Famous people have paid homage to Gendo by cosplaying as him, including Minoru Takashita, president of the AnimeJapan company, Takashi Kawamura, mayor of Nagoya, and economist Takkaki Mitsuhashi, who founded a Cosplay Party for the 2010 Japanese House of Councillors election. Gendo has also inspired the pose of a character that appears in the opening sequence of the video game Evil Factory, developed by Neople. According to Vice's Chia Contreras, Gendo's image and austere face have achieved notoriety and have reached non-animation-fan audiences, becoming "one of the most easily recognizable images of anime on the internet". On the web, Gendo is often associated with the phrase "Get in the fucking robot, Shinji", which has also gone viral. The phrase has become an internet meme and has been used for merchandise items dedicated to the series. Screen Rant's Adam Beach noted Ragyō Kiryūin's office in Kill la Kill is similar to Gendo's. Bleeding Cool similarly interpreted a line by Quentin Quire from an X-Men comic as a reference to the "Get in the robot" meme. Holland Novak from Eureka Seven has also been compared with Gendo.
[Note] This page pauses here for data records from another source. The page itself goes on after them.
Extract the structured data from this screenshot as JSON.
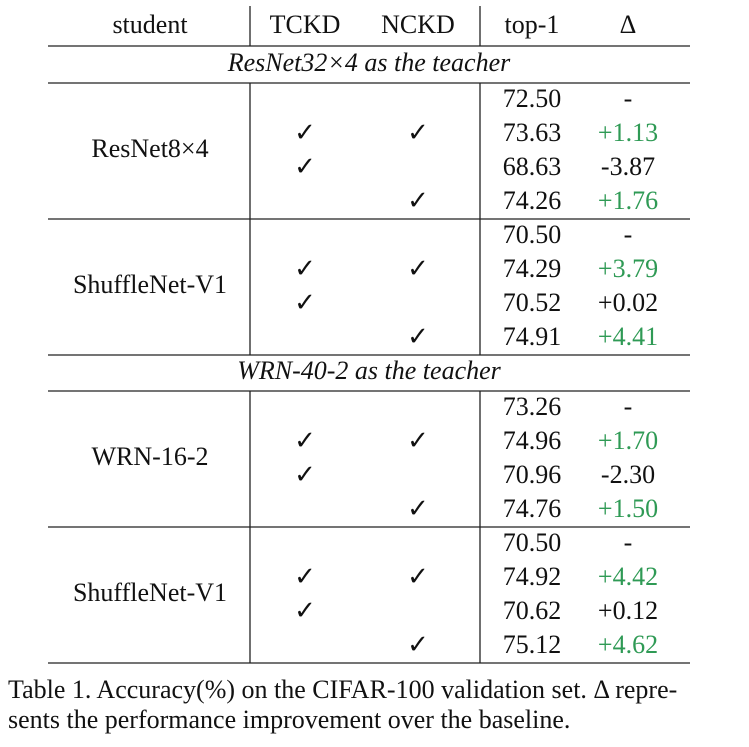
{
  "header": [
    "student",
    "TCKD",
    "NCKD",
    "top-1",
    "Δ"
  ],
  "highlight_color": "#2f9a55",
  "sections": [
    {
      "title": "ResNet32×4 as the teacher",
      "groups": [
        {
          "student": "ResNet8×4",
          "rows": [
            {
              "tckd": null,
              "nckd": null,
              "top1": "72.50",
              "delta": "-",
              "highlight": false
            },
            {
              "tckd": "✓",
              "nckd": "✓",
              "top1": "73.63",
              "delta": "+1.13",
              "highlight": true
            },
            {
              "tckd": "✓",
              "nckd": null,
              "top1": "68.63",
              "delta": "-3.87",
              "highlight": false
            },
            {
              "tckd": null,
              "nckd": "✓",
              "top1": "74.26",
              "delta": "+1.76",
              "highlight": true
            }
          ]
        },
        {
          "student": "ShuffleNet-V1",
          "rows": [
            {
              "tckd": null,
              "nckd": null,
              "top1": "70.50",
              "delta": "-",
              "highlight": false
            },
            {
              "tckd": "✓",
              "nckd": "✓",
              "top1": "74.29",
              "delta": "+3.79",
              "highlight": true
            },
            {
              "tckd": "✓",
              "nckd": null,
              "top1": "70.52",
              "delta": "+0.02",
              "highlight": false
            },
            {
              "tckd": null,
              "nckd": "✓",
              "top1": "74.91",
              "delta": "+4.41",
              "highlight": true
            }
          ]
        }
      ]
    },
    {
      "title": "WRN-40-2 as the teacher",
      "groups": [
        {
          "student": "WRN-16-2",
          "rows": [
            {
              "tckd": null,
              "nckd": null,
              "top1": "73.26",
              "delta": "-",
              "highlight": false
            },
            {
              "tckd": "✓",
              "nckd": "✓",
              "top1": "74.96",
              "delta": "+1.70",
              "highlight": true
            },
            {
              "tckd": "✓",
              "nckd": null,
              "top1": "70.96",
              "delta": "-2.30",
              "highlight": false
            },
            {
              "tckd": null,
              "nckd": "✓",
              "top1": "74.76",
              "delta": "+1.50",
              "highlight": true
            }
          ]
        },
        {
          "student": "ShuffleNet-V1",
          "rows": [
            {
              "tckd": null,
              "nckd": null,
              "top1": "70.50",
              "delta": "-",
              "highlight": false
            },
            {
              "tckd": "✓",
              "nckd": "✓",
              "top1": "74.92",
              "delta": "+4.42",
              "highlight": true
            },
            {
              "tckd": "✓",
              "nckd": null,
              "top1": "70.62",
              "delta": "+0.12",
              "highlight": false
            },
            {
              "tckd": null,
              "nckd": "✓",
              "top1": "75.12",
              "delta": "+4.62",
              "highlight": true
            }
          ]
        }
      ]
    }
  ],
  "caption": [
    "Table 1. Accuracy(%) on the CIFAR-100 validation set. Δ repre-",
    "sents the performance improvement over the baseline."
  ]
}
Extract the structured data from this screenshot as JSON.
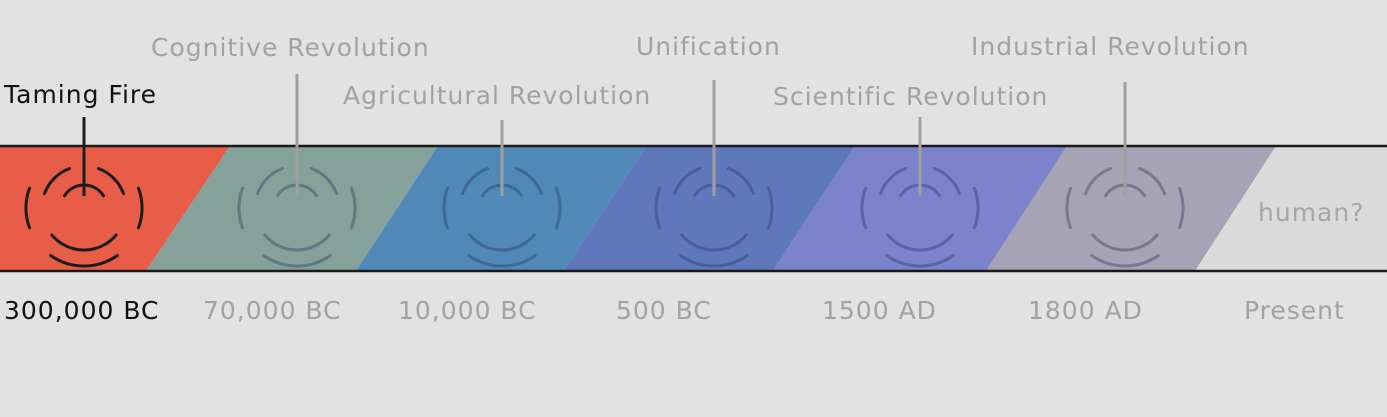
{
  "timeline": {
    "future_label": "human?",
    "eras": [
      {
        "event": "Taming Fire",
        "date": "300,000 BC",
        "color": "#e85d47",
        "active": true
      },
      {
        "event": "Cognitive Revolution",
        "date": "70,000 BC",
        "color": "#85a29a",
        "active": false
      },
      {
        "event": "Agricultural Revolution",
        "date": "10,000 BC",
        "color": "#5089b8",
        "active": false
      },
      {
        "event": "Unification",
        "date": "500 BC",
        "color": "#5f78bc",
        "active": false
      },
      {
        "event": "Scientific Revolution",
        "date": "1500 AD",
        "color": "#7a83cc",
        "active": false
      },
      {
        "event": "Industrial Revolution",
        "date": "1800 AD",
        "color": "#a5a3b5",
        "active": false
      },
      {
        "event": "",
        "date": "Present",
        "color": "#dadada",
        "active": false
      }
    ],
    "colors": {
      "band_border": "#1a1a1a",
      "active_icon": "#1c1c1c",
      "inactive_line": "#a0a0a0"
    }
  }
}
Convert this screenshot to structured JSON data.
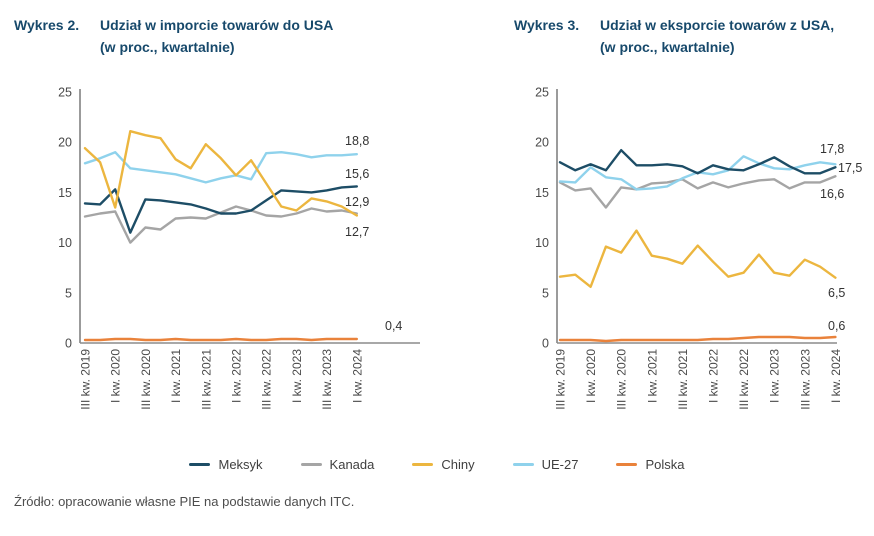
{
  "titles": [
    {
      "label": "Wykres 2.",
      "line1": "Udział w imporcie towarów do USA",
      "line2": "(w proc., kwartalnie)"
    },
    {
      "label": "Wykres 3.",
      "line1": "Udział w eksporcie towarów z USA,",
      "line2": "(w proc., kwartalnie)"
    }
  ],
  "legend": {
    "items": [
      {
        "name": "Meksyk",
        "color": "#1D4D66"
      },
      {
        "name": "Kanada",
        "color": "#A5A5A5"
      },
      {
        "name": "Chiny",
        "color": "#ECB63F"
      },
      {
        "name": "UE-27",
        "color": "#8FD2EC"
      },
      {
        "name": "Polska",
        "color": "#E9823B"
      }
    ]
  },
  "source": "Źródło: opracowanie własne PIE na podstawie danych ITC.",
  "chart_data": [
    {
      "type": "line",
      "title": "Wykres 2. Udział w imporcie towarów do USA (w proc., kwartalnie)",
      "ylim": [
        0,
        25
      ],
      "yticks": [
        0,
        5,
        10,
        15,
        20,
        25
      ],
      "grid": false,
      "legend_position": "bottom-shared",
      "x_tick_labels": [
        "III kw. 2019",
        "I kw. 2020",
        "III kw. 2020",
        "I kw. 2021",
        "III kw. 2021",
        "I kw. 2022",
        "III kw. 2022",
        "I kw. 2023",
        "III kw. 2023",
        "I kw. 2024"
      ],
      "points_per_series": 19,
      "series": [
        {
          "name": "Meksyk",
          "color": "#1D4D66",
          "end_label": "15,6",
          "values": [
            13.9,
            13.8,
            15.3,
            11.0,
            14.3,
            14.2,
            14.0,
            13.8,
            13.4,
            12.9,
            12.9,
            13.2,
            14.2,
            15.2,
            15.1,
            15.0,
            15.2,
            15.5,
            15.6
          ]
        },
        {
          "name": "Kanada",
          "color": "#A5A5A5",
          "end_label": "12,9",
          "values": [
            12.6,
            12.9,
            13.1,
            10.0,
            11.5,
            11.3,
            12.4,
            12.5,
            12.4,
            13.0,
            13.6,
            13.2,
            12.7,
            12.6,
            12.9,
            13.4,
            13.1,
            13.2,
            12.9
          ]
        },
        {
          "name": "Chiny",
          "color": "#ECB63F",
          "end_label": "12,7",
          "values": [
            19.4,
            18.0,
            13.5,
            21.1,
            20.7,
            20.4,
            18.3,
            17.4,
            19.8,
            18.4,
            16.7,
            18.2,
            15.9,
            13.6,
            13.2,
            14.4,
            14.1,
            13.6,
            12.7
          ]
        },
        {
          "name": "UE-27",
          "color": "#8FD2EC",
          "end_label": "18,8",
          "values": [
            17.9,
            18.4,
            19.0,
            17.4,
            17.2,
            17.0,
            16.8,
            16.4,
            16.0,
            16.4,
            16.7,
            16.3,
            18.9,
            19.0,
            18.8,
            18.5,
            18.7,
            18.7,
            18.8
          ]
        },
        {
          "name": "Polska",
          "color": "#E9823B",
          "end_label": "0,4",
          "values": [
            0.3,
            0.3,
            0.4,
            0.4,
            0.3,
            0.3,
            0.4,
            0.3,
            0.3,
            0.3,
            0.4,
            0.3,
            0.3,
            0.4,
            0.4,
            0.3,
            0.4,
            0.4,
            0.4
          ]
        }
      ]
    },
    {
      "type": "line",
      "title": "Wykres 3. Udział w eksporcie towarów z USA, (w proc., kwartalnie)",
      "ylim": [
        0,
        25
      ],
      "yticks": [
        0,
        5,
        10,
        15,
        20,
        25
      ],
      "grid": false,
      "legend_position": "bottom-shared",
      "x_tick_labels": [
        "III kw. 2019",
        "I kw. 2020",
        "III kw. 2020",
        "I kw. 2021",
        "III kw. 2021",
        "I kw. 2022",
        "III kw. 2022",
        "I kw. 2023",
        "III kw. 2023",
        "I kw. 2024"
      ],
      "points_per_series": 19,
      "series": [
        {
          "name": "Meksyk",
          "color": "#1D4D66",
          "end_label": "17,5",
          "values": [
            18.0,
            17.2,
            17.8,
            17.2,
            19.2,
            17.7,
            17.7,
            17.8,
            17.6,
            16.9,
            17.7,
            17.3,
            17.2,
            17.8,
            18.5,
            17.6,
            16.9,
            16.9,
            17.5
          ]
        },
        {
          "name": "Kanada",
          "color": "#A5A5A5",
          "end_label": "16,6",
          "values": [
            16.0,
            15.2,
            15.4,
            13.5,
            15.5,
            15.3,
            15.9,
            16.0,
            16.3,
            15.4,
            16.0,
            15.5,
            15.9,
            16.2,
            16.3,
            15.4,
            16.0,
            16.0,
            16.6
          ]
        },
        {
          "name": "Chiny",
          "color": "#ECB63F",
          "end_label": "6,5",
          "values": [
            6.6,
            6.8,
            5.6,
            9.6,
            9.0,
            11.2,
            8.7,
            8.4,
            7.9,
            9.7,
            8.1,
            6.6,
            7.0,
            8.8,
            7.0,
            6.7,
            8.3,
            7.6,
            6.5
          ]
        },
        {
          "name": "UE-27",
          "color": "#8FD2EC",
          "end_label": "17,8",
          "values": [
            16.1,
            16.0,
            17.5,
            16.5,
            16.3,
            15.3,
            15.4,
            15.6,
            16.4,
            17.0,
            16.8,
            17.2,
            18.6,
            17.9,
            17.4,
            17.3,
            17.7,
            18.0,
            17.8
          ]
        },
        {
          "name": "Polska",
          "color": "#E9823B",
          "end_label": "0,6",
          "values": [
            0.3,
            0.3,
            0.3,
            0.2,
            0.3,
            0.3,
            0.3,
            0.3,
            0.3,
            0.3,
            0.4,
            0.4,
            0.5,
            0.6,
            0.6,
            0.6,
            0.5,
            0.5,
            0.6
          ]
        }
      ]
    }
  ]
}
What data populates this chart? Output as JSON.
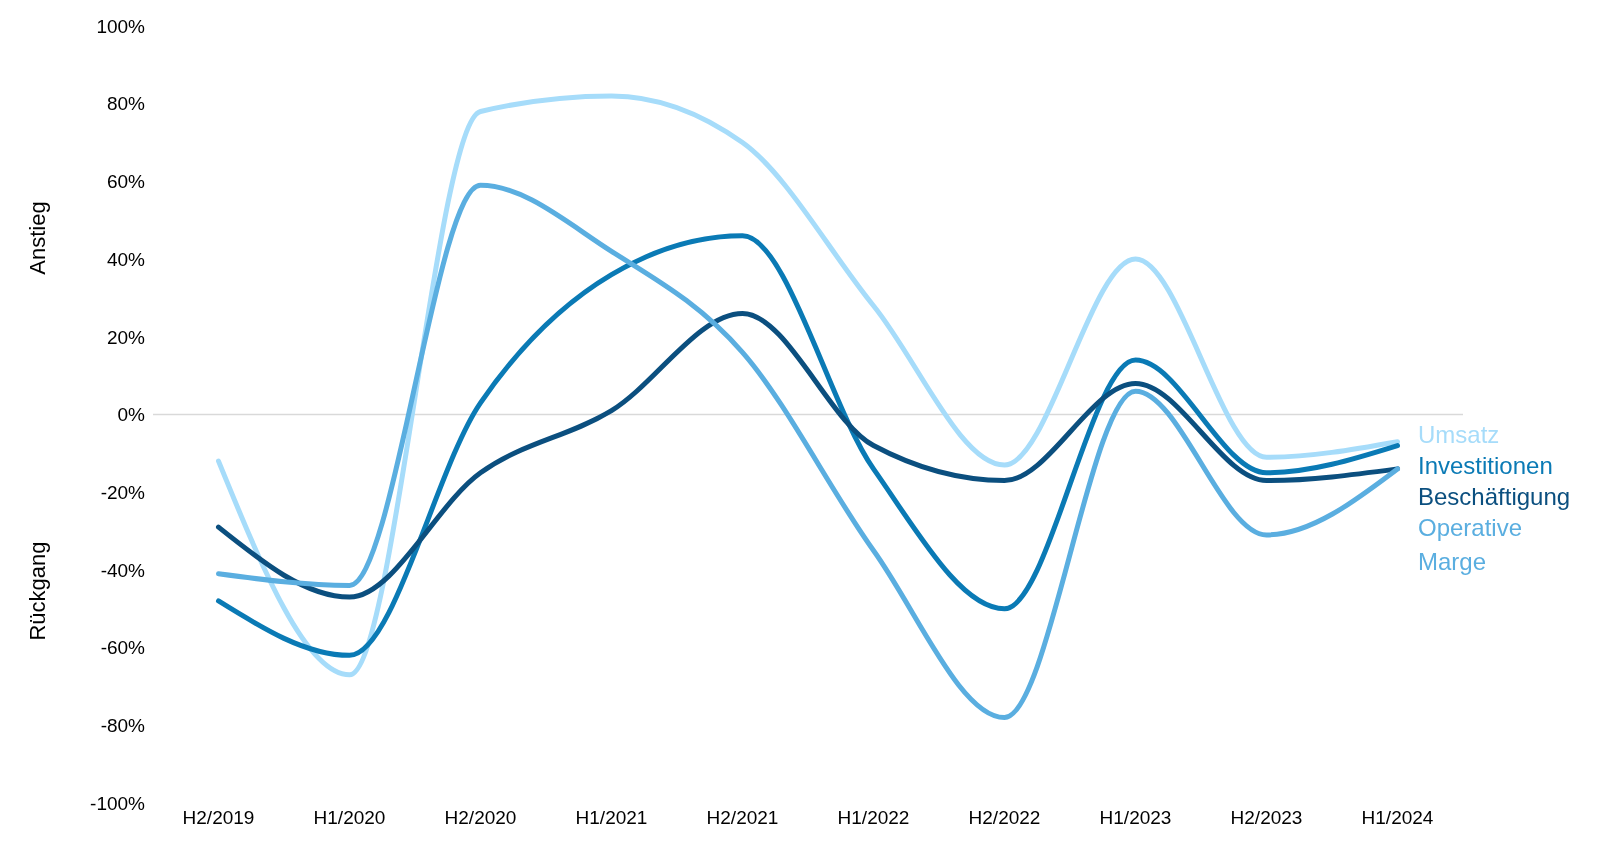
{
  "chart_data": {
    "type": "line",
    "categories": [
      "H2/2019",
      "H1/2020",
      "H2/2020",
      "H1/2021",
      "H2/2021",
      "H1/2022",
      "H2/2022",
      "H1/2023",
      "H2/2023",
      "H1/2024"
    ],
    "series": [
      {
        "name": "Umsatz",
        "color": "#a6dcfa",
        "values": [
          -12,
          -67,
          78,
          82,
          70,
          28,
          -13,
          40,
          -11,
          -7
        ]
      },
      {
        "name": "Investitionen",
        "color": "#0a7ab5",
        "values": [
          -48,
          -62,
          3,
          36,
          46,
          -14,
          -50,
          14,
          -15,
          -8
        ]
      },
      {
        "name": "Beschäftigung",
        "color": "#0b4f7f",
        "values": [
          -29,
          -47,
          -15,
          1,
          26,
          -8,
          -17,
          8,
          -17,
          -14
        ]
      },
      {
        "name": "Operative Marge",
        "color": "#5aaee0",
        "values": [
          -41,
          -44,
          59,
          42,
          16,
          -35,
          -78,
          6,
          -31,
          -14
        ]
      }
    ],
    "ylim": [
      -100,
      100
    ],
    "yticks": [
      {
        "value": -100,
        "label": "-100%"
      },
      {
        "value": -80,
        "label": "-80%"
      },
      {
        "value": -60,
        "label": "-60%"
      },
      {
        "value": -40,
        "label": "-40%"
      },
      {
        "value": -20,
        "label": "-20%"
      },
      {
        "value": 0,
        "label": "0%"
      },
      {
        "value": 20,
        "label": "20%"
      },
      {
        "value": 40,
        "label": "40%"
      },
      {
        "value": 60,
        "label": "60%"
      },
      {
        "value": 80,
        "label": "80%"
      },
      {
        "value": 100,
        "label": "100%"
      }
    ],
    "ref_lines": [
      {
        "axis": "y",
        "value": 0,
        "color": "#d9d9d9"
      }
    ],
    "annotations": [
      "Anstieg",
      "Rückgang"
    ],
    "marker": "none",
    "line_style": "solid",
    "legend": "right",
    "grid": false
  }
}
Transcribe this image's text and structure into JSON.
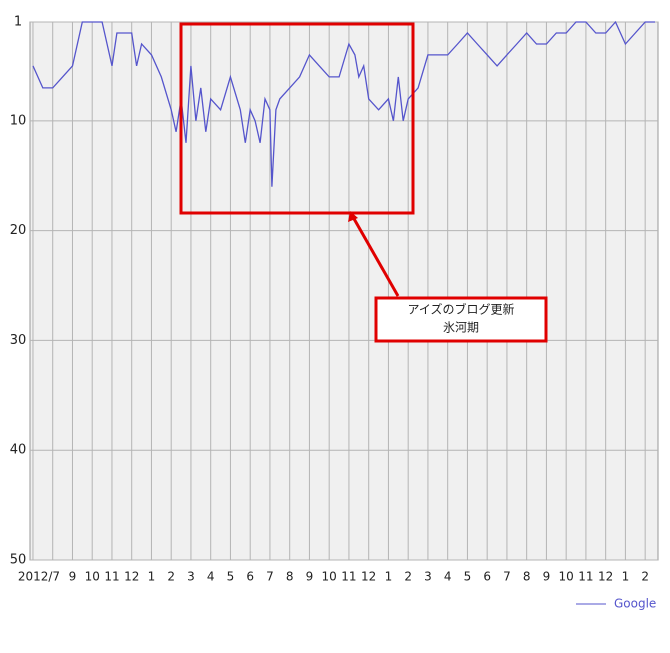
{
  "chart_data": {
    "type": "line",
    "x": [
      0,
      0.5,
      1,
      1.5,
      2,
      2.5,
      3,
      3.5,
      4,
      4.25,
      4.5,
      5,
      5.25,
      5.5,
      6,
      6.5,
      7,
      7.25,
      7.5,
      7.75,
      8,
      8.25,
      8.5,
      8.75,
      9,
      9.5,
      10,
      10.5,
      10.75,
      11,
      11.25,
      11.5,
      11.75,
      12,
      12.1,
      12.3,
      12.5,
      13,
      13.5,
      14,
      14.5,
      15,
      15.5,
      16,
      16.3,
      16.5,
      16.75,
      17,
      17.5,
      18,
      18.25,
      18.5,
      18.75,
      19,
      19.5,
      20,
      20.5,
      21,
      21.5,
      22,
      22.5,
      23,
      23.5,
      24,
      24.5,
      25,
      25.5,
      26,
      26.5,
      27,
      27.5,
      28,
      28.5,
      29,
      29.5,
      30,
      30.5,
      31,
      31.5
    ],
    "series": [
      {
        "name": "Google",
        "color": "#5555cc",
        "values": [
          5,
          7,
          7,
          6,
          5,
          1,
          1,
          1,
          5,
          2,
          2,
          2,
          5,
          3,
          4,
          6,
          9,
          11,
          8,
          12,
          5,
          10,
          7,
          11,
          8,
          9,
          6,
          9,
          12,
          9,
          10,
          12,
          8,
          9,
          16,
          9,
          8,
          7,
          6,
          4,
          5,
          6,
          6,
          3,
          4,
          6,
          5,
          8,
          9,
          8,
          10,
          6,
          10,
          8,
          7,
          4,
          4,
          4,
          3,
          2,
          3,
          4,
          5,
          4,
          3,
          2,
          3,
          3,
          2,
          2,
          1,
          1,
          2,
          2,
          1,
          3,
          2,
          1,
          1
        ]
      }
    ],
    "xlim": [
      -0.15,
      31.65
    ],
    "xticks": [
      {
        "value": 0,
        "label": "2012/7"
      },
      {
        "value": 1,
        "label": null
      },
      2,
      3,
      4,
      5,
      6,
      7,
      8,
      9,
      10,
      11,
      12,
      13,
      14,
      15,
      16,
      17,
      18,
      19,
      20,
      21,
      22,
      23,
      24,
      25,
      26,
      27,
      28,
      29,
      30,
      31
    ],
    "xtick_labels_text": [
      "2012/7",
      null,
      "9",
      "10",
      "11",
      "12",
      "1",
      "2",
      "3",
      "4",
      "5",
      "6",
      "7",
      "8",
      "9",
      "10",
      "11",
      "12",
      "1",
      "2",
      "3",
      "4",
      "5",
      "6",
      "7",
      "8",
      "9",
      "10",
      "11",
      "12",
      "1",
      "2"
    ],
    "ylim": [
      1,
      50
    ],
    "yticks": [
      1,
      10,
      20,
      30,
      40,
      50
    ],
    "y_inverted": true,
    "grid": true,
    "legend": "bottom-right",
    "annotation": [
      "アイズのブログ更新",
      "氷河期"
    ]
  }
}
Fans have renamed his characteristic pose, with his hands joined at face height, the "Gendo pose", which has been copied, homaged, and parodied in other animated series, such as Taizo Haisegawa in Gintama, which is also voiced by Fumihiko Tachiki, Voltron: Legendary Defender, by Stella in Rose Guns Days, by Nifuji Hirotaka in Wotakoi: Love Is Hard for Otaku, and by Hayato in an official crossover episode between Evangelion and Shinkansen Henkei Robo Shinkalion.